BALab seminars — Predictive analytics of software upgrades based on usage telemetry

Abstract

Software upgrades are critical for maintaining security, performance and feature adoption. However, many users delay or avoid upgrading despite the availability of newer versions. Understanding the behavioural factors that influence upgrade decisions remains challenging due to the scale and complexity of telemetry data. This thesis analyses large-scale software telemetry data collected from engineering softwares to model user behaviour preceding version upgrades. Event-level logs containing timestamps, user identifiers, software versions and commands are transformed into a structured dataset through extensive preprocessing and feature engineering. Temporal aggregation windows are applied to capture usage intensity and engagement patterns.

Multiple machine learning models, including Logistic Regression, Random Forest, XGBoost and Recurrent Neural Networks, are trained and evaluated to predict both upgrade likelihood and time-to-upgrade. For upgrade classification, Logistic Regression achieved strong predictive performance (AUC-ROC = 0.86, PR AUC = 0.93), effectively identifying users likely to upgrade soon. For time-to-upgrade prediction, XGBoost provided the most balanced regression performance (RMSE = 162.79, R² = 0.783), explaining a substantial proportion of variance in upgrade timing.

Unsupervised clustering further revealed distinct behavioural segments.

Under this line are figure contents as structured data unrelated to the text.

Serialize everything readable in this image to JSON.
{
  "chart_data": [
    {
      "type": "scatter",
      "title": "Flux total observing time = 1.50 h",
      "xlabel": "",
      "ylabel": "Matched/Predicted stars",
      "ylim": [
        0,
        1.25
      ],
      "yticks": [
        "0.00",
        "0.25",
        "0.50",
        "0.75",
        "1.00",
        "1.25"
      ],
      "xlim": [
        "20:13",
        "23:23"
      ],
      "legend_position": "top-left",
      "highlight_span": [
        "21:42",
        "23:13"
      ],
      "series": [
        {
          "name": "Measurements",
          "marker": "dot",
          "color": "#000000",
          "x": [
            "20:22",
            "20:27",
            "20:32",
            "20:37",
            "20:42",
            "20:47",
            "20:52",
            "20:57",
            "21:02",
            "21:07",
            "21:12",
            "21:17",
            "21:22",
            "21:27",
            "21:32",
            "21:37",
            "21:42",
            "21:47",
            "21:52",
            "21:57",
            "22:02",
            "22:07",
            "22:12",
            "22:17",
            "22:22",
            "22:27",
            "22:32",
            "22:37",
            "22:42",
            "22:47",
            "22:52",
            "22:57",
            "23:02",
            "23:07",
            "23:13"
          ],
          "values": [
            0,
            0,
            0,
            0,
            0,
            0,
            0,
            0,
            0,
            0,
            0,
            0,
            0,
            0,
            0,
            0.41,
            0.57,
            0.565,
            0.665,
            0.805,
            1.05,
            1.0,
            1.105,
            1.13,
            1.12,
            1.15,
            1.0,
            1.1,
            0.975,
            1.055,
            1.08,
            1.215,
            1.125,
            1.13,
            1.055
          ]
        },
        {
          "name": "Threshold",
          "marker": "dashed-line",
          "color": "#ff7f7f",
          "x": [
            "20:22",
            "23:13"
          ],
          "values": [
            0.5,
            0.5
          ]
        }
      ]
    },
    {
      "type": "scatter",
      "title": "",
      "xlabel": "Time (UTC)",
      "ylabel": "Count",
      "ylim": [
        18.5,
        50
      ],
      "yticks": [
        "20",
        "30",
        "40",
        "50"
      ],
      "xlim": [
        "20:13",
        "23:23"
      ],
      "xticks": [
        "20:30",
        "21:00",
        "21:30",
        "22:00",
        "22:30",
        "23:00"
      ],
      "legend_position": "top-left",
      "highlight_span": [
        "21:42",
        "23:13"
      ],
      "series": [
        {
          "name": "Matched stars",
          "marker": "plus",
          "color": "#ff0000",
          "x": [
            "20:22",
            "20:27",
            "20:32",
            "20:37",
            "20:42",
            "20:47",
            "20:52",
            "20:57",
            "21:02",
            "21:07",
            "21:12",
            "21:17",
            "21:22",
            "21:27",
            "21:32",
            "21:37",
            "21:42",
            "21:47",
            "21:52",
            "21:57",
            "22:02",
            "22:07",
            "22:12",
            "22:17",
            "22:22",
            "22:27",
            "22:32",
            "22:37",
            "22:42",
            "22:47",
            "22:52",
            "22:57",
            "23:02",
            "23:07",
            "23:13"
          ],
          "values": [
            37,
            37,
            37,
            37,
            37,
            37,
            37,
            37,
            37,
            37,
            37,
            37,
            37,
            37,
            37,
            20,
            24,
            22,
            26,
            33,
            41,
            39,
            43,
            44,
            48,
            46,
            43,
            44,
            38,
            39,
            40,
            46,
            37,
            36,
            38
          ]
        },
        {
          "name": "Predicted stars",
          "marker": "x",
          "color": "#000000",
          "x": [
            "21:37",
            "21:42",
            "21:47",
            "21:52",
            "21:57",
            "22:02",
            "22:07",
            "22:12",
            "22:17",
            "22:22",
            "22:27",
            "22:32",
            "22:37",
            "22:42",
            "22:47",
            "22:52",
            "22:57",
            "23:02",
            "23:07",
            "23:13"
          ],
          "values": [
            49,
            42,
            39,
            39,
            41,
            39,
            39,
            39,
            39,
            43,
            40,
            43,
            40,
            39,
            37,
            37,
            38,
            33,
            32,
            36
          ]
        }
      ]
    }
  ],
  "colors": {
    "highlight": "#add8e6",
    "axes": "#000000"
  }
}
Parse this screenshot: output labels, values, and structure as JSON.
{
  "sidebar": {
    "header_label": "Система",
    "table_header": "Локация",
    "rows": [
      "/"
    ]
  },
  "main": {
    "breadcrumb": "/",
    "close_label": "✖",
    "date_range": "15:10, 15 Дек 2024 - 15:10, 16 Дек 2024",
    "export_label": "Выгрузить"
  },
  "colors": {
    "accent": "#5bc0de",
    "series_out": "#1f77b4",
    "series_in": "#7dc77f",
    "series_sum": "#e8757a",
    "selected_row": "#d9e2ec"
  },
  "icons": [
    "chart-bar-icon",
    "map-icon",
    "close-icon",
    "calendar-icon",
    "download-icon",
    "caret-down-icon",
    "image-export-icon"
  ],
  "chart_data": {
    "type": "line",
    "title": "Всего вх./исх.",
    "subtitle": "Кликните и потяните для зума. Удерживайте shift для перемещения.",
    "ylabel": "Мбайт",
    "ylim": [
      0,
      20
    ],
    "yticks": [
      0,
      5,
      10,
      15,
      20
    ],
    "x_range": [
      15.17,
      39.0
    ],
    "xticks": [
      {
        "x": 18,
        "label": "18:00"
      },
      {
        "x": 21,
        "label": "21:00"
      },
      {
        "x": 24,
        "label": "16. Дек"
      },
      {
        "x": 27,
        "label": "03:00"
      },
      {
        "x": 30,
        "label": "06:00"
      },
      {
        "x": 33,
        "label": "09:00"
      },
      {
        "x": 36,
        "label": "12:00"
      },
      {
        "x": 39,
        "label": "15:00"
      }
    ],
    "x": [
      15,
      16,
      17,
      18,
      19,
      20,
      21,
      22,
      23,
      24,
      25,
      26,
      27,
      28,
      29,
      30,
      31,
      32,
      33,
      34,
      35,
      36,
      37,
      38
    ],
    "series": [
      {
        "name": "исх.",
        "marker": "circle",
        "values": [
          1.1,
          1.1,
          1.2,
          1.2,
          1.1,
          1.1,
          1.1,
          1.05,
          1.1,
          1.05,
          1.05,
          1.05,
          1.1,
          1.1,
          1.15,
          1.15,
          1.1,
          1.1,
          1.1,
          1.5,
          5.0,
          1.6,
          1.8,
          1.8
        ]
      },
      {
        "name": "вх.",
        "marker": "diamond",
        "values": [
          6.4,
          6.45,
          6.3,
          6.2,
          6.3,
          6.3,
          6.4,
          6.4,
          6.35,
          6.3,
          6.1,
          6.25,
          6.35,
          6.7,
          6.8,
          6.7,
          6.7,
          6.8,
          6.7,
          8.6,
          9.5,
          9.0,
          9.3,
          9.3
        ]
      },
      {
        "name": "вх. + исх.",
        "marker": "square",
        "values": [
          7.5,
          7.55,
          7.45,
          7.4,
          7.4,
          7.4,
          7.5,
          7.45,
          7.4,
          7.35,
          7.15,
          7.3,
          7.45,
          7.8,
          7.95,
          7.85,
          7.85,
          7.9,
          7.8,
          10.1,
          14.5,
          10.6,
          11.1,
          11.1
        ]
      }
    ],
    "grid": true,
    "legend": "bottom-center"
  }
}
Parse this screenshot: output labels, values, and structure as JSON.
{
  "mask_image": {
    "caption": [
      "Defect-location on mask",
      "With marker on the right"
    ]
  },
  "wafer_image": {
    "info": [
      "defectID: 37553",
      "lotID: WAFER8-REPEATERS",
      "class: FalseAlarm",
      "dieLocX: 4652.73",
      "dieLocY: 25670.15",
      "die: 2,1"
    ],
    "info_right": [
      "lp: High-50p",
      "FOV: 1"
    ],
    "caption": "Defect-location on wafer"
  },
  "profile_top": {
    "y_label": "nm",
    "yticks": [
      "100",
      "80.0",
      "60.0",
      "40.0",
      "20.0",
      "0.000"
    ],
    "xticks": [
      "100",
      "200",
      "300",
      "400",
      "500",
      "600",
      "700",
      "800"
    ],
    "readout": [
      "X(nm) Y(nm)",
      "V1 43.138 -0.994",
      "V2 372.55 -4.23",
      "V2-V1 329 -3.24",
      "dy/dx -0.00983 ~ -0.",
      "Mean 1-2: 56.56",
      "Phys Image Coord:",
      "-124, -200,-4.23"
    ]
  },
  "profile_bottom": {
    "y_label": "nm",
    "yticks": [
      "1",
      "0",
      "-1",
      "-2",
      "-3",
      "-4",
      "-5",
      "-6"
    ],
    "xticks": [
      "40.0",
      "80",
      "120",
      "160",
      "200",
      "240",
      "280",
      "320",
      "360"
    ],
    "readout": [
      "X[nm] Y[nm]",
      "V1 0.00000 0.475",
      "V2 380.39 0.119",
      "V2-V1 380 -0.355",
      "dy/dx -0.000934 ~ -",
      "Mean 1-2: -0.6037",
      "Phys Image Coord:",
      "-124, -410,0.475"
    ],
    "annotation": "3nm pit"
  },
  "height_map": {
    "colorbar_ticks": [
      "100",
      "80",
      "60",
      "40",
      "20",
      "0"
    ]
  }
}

K-means identified two primary groups: Power Users (~30%), characterized by high activity and feature exploration and Average Users (~70%), exhibiting more moderate and routine engagement.

Overall, the results demonstrate that upgrade adoption is strongly driven by user engagement intensity, recency of activity, and exposure to new releases. These findings enable targeted strategies such as prioritizing highly engaged users for early-release programs, providing guided support to moderately active users and proactively reaching out to predicted late adopters to reduce upgrade delays.